Mas a questão do cerco institucional permanece como elemento de asfixia da capacidade dos governos que destoam dos interesses conservadores que marcam os aparelhos de Estado e suas estruturas legislativas e judiciárias, assim como as policias, bem como o peso dos meios de comunicação, menor que anteriormente, mas que atua ainda fortemente, tanto dentro como no plano internacional.
Programas de profunda democratização econômica, social, política e cultural que os nossos países requerem, demandam processos de democratização do Estado, em todas suas instâncias, assim como a democratização do processo de formação da opinião pública, quebrando o peso dos monopólios privados dos meios de comunicação. Mas, mesmo antes disso, políticas de aliança no Congresso com outros setores, ampliando a base de apoio do governo, neutralizando setores e isolando a direita, são essenciais. Da mesma forma que políticas de renovação da composição do Judiciário com juízes com consciência democrática e sensibilidade social. E o enfraquecimento do poder de ação dos meios de comunicação golpistas, ao lado do fortalecimento da ampla gama de meios alternativos.

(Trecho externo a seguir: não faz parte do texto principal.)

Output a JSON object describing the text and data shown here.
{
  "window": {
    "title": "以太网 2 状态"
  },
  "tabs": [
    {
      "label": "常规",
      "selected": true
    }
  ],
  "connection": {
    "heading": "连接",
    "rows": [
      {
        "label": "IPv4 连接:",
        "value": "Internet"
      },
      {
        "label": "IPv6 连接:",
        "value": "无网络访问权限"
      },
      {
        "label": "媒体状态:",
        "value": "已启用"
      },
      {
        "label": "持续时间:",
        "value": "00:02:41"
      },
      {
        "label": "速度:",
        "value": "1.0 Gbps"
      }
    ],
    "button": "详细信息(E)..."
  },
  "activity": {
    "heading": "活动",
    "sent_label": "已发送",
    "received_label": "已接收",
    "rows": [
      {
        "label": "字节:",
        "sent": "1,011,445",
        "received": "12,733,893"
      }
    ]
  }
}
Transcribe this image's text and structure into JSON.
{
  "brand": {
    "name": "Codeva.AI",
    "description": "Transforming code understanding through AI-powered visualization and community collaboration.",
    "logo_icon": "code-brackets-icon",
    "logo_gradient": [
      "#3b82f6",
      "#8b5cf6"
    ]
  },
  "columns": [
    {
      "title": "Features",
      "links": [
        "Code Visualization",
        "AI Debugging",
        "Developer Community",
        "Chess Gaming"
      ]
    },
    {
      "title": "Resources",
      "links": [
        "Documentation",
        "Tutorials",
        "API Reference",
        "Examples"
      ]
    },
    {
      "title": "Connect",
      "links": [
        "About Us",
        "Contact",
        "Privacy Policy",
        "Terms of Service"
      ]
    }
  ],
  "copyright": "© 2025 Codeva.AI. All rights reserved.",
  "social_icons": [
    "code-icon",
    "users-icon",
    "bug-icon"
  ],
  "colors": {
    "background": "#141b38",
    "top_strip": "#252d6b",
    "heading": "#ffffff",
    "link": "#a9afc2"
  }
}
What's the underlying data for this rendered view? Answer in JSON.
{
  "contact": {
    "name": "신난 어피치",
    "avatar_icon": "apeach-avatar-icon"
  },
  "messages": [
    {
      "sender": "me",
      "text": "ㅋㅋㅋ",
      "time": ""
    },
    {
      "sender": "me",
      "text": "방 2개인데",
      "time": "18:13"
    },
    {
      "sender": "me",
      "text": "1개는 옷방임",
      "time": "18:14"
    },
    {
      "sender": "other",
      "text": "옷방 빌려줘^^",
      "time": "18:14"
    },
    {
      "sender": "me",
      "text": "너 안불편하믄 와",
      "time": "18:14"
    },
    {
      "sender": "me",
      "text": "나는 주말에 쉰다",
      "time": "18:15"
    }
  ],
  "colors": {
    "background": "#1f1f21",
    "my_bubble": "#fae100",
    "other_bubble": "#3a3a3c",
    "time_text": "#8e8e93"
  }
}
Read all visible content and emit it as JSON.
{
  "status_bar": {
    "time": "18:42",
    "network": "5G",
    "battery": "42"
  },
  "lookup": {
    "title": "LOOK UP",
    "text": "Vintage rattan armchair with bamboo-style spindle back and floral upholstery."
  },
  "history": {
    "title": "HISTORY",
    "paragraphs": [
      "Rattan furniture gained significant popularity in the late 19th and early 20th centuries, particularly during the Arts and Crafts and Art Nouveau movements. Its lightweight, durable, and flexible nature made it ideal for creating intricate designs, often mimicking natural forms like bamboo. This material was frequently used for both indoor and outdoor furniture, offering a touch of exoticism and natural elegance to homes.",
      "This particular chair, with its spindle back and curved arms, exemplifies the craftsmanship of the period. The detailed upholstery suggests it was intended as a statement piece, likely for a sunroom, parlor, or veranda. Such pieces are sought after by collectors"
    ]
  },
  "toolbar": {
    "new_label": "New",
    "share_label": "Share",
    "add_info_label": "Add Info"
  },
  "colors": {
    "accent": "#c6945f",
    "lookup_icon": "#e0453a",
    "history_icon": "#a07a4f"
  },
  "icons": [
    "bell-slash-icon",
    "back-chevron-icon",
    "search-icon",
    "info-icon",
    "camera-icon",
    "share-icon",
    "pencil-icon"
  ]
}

Mas, ao mesmo tempo, é indispensável e urgente um programa econômico que recupere a capacidade de crescimento da economia, acompanhado de medidas de proteção do salário e do emprego da grande massa trabalhadora do pais. Para o que se requer a convocação de setores do empresariado e dos movimentos sindicais, para reconstituir um bloco social e político que possa dar novo impulso ao governo e neutralizar o cerco institucional que pretende asfixiá-lo, desembocando em alguma forma de golpe branco.
Para que efetivamente, como se grita em todo os cantos do país, se realize o "Não vai ter golpe, vai ter luta".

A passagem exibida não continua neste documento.